費亦言眼睛雪亮,受寵若驚,“姐姐以後都會像這樣給我做早餐吃嗎?”

“當然了,不但是早飯,還有午飯,晚飯。”

“太好了!姐姐會一直留在這兒的對不對?”

“看情況吧。”沈妍撇撇嘴,心裏還是搗鼓著想趁機把人拐跑。

費正謙上午沒有去公司,他坐在客廳裏,聽著那母子二人研究早飯食譜,一頓早餐,直到中午才研究出來。

端著那胡辣湯一樣的玩意兒上桌,沈妍自己用小碗盛了一碗,先嚐了嚐鹹淡。

“怎麽樣?好不好吃?”費亦言眼巴巴地看著她。

沈妍勉強將口中的食物咽下,“算了,你還是別吃了,倒掉吧。”

“不行!”

費亦言攔住她,“姐姐不許倒,這是姐姐給我做的!”

是媽咪呀……

從小到大,這是媽咪給他做的第一頓早飯。

費亦言如獲至寶般端起小碗,拿起小餐勺,挖了一勺粥放進嘴裏,頓時被皮蛋鹹腥的味道熏得小臉皺成了一團。

沈妍有些心虛地摸了摸鼻子,“對不起啊,我不太熟悉做這些,都說了讓你別吃了。”

費亦言的鼻尖微微泛酸,看著沈妍,眼圈慢慢變紅。

沈妍頓時心慌起來,“怎麽了寶寶?是不是太難吃了?快點吐出來。”

她將費亦言抱進懷裏,檢查他是否有被燙傷,“粥才盛出來,還很燙嘴。”

費亦言委屈巴巴地抱住沈妍,吸了吸鼻子,用軟糯的聲音說,“好吃的,姐姐做的粥是天底下最好吃的美食。”

沈妍心髒咯噔了一下,瞬間心軟成泥。

費正謙就坐在不遠處的沙發上,看著這母子二人情深義重的模樣,手中端著黑咖啡,慢慢攪拌,眼眸也如這咖啡的色澤一般幽暗濃鬱。

真是難得見這母慈子孝的一幕。

嗬,挺諷刺的。

他忽然站起身,朝沈妍的方向走去。

沈妍正抱著小包子,感動涕霖,忽然感覺頭頂一抹黑影籠罩,她一怔,抬起頭,就看見費正謙溫柔地朝她伸出手,掠過她的頭頂。

然後,從她的發絲上摘下來一片香菜葉。

“傻丫頭,怎麽把香菜弄到頭上去了?”

他的語氣是從未有過的溫柔,沈妍對上他眼瞳中的溫柔,心裏咯噔了一下,忽然,莫名其妙心跳加速,腦子裏傳來一陣尖銳的刺痛感。

她伸手拍了拍太陽穴,一把揮開費正謙的手掌,“你別碰我,我……我頭疼。
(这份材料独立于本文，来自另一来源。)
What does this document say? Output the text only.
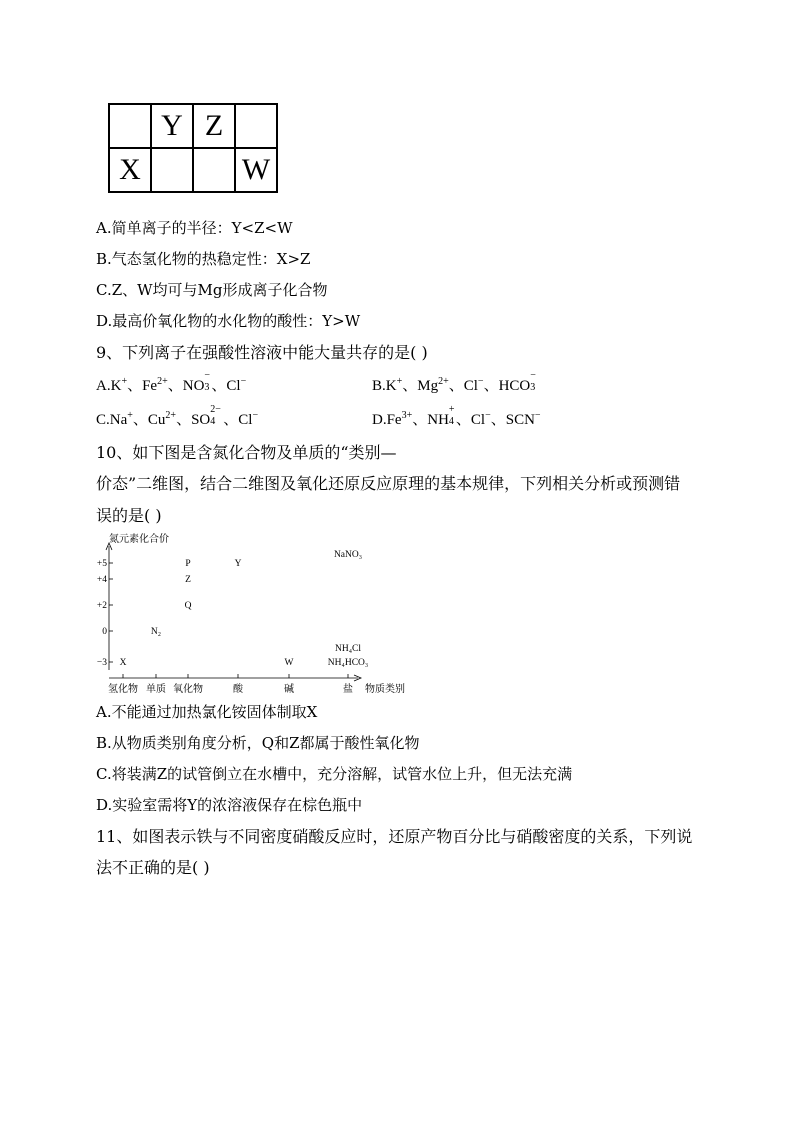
	Y	Z	
X			W
A.简单离子的半径：Y<Z<W
B.气态氢化物的热稳定性：X>Z
C.Z、W均可与Mg形成离子化合物
D.最高价氧化物的水化物的酸性：Y>W
9、下列离子在强酸性溶液中能大量共存的是( )
A.K+、$Fe^{2+}$、NO
−
3 、Cl−	B.K+、$Mg^{2+}$、Cl−、HCO
−
3
C.Na+、$Cu^{2+}$、SO
2−
4 、Cl−	$D.Fe^{3+}$、NH
+
4 、Cl−、SCN−
10、如下图是含氮化合物及单质的“类别—
价态”二维图，结合二维图及氧化还原反应原理的基本规律，下列相关分析或预测错
误的是( )
氮元素化合价
+5
+4
+2
0
−3
氢化物 单质 氧化物	酸	碱	盐 物质类别
P	Y
NaNO₃
Z
Q
N₂
X	W
NH₄Cl
NH₄HCO₃
A.不能通过加热氯化铵固体制取X
B.从物质类别角度分析，Q和Z都属于酸性氧化物
C.将装满Z的试管倒立在水槽中，充分溶解，试管水位上升，但无法充满
D.实验室需将Y的浓溶液保存在棕色瓶中
11、如图表示铁与不同密度硝酸反应时，还原产物百分比与硝酸密度的关系，下列说
法不正确的是( )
”

“頭疼?”費正謙眼神中流露出擔憂之色,隻是這擔憂和溫柔不達眼底,在眼瞳的深處,冰冷的寒意才是他的底色,“好端端怎麽忽然頭疼起來了?”

“我不知道。”沈妍感覺心跳得更快了,五年前,她做過一次心髒移植手術,術後心髒排異,她並沒有完全康複,當受到刺激的時候,就會突發性心悸。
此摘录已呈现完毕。